Sweden’s Första AP-fonden (AP1) returned -8.6 per cent on its investments last year, its 2022 annual report has revealed.
This corresponds to a result of -SEK 39.9bn as global fixed income and equity markets showed strong negative returns.
These negative returns were attributed to the outbreak of war in Europe, continued effects of the Covid-19 pandemic, high inflation and rising interest rates.
By comparison, AP1 saw a positive return on investments of 20.8 per cent in 2021.
Its ending fund capital fell from SEK 465.8bn at the end of 2021 to SEK 421.2bn at the end of last year.
AP1’s transfers to the income pension system declined from SEK 7.5bn to SEK 4.7bn.
Despite the negative return in 2022, the pension fund exceeded its medium-term target of 3 per cent real return over rolling 10-year periods, returning 5.6 per cent on average over the past 10 years.
Commenting on the report, AP1 CEO, Kristin Magnusson Bernard, noted that 2022 marked an end to the low inflation and interest rate environment that had boosted returns on financial assets since the financial crisis in 2008.
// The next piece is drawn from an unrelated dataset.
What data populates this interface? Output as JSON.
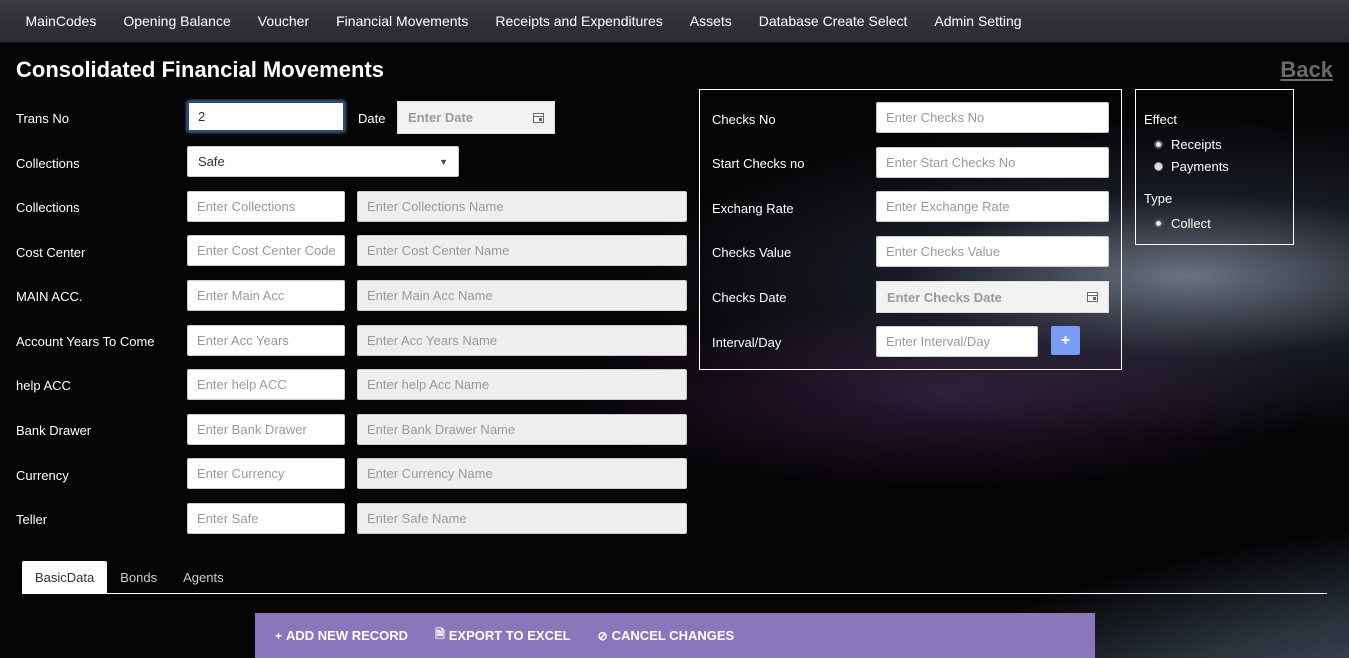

“Instead, returns on both stocks and fixed income fell simultaneously
during large parts of the year,” she continued.
“For the world's investors, it was very difficult to assess how long the changed conditions would last and market sentiment changed several times during the year.
“Against the background of the very extensive market turbulence, both the financial systems and the real economies around the world have nevertheless shown unexpectedly great and impressive resilience so far.
“We must generate a long-term high return at a well-balanced risk. In the current economic climate, AP1 has acted both short term and long term with a focus on protecting the portfolio.
“We have actively changed the positions based on changed market conditions where, among other things, the equity exposure has been lowered and the duration in the fixed income portfolio has been reduced.
“The portfolio of alternative investments that includes real estate, infrastructure and venture capital funds reports a positive return.”
AP1’s report also noted that the pension fund took further steps to achieve its goal of a net-zero portfolio by 2050.
Since adopting its target in 2019, the pension fund has reduced the carbon footprint of its listed equity portfolio by 57 per cent.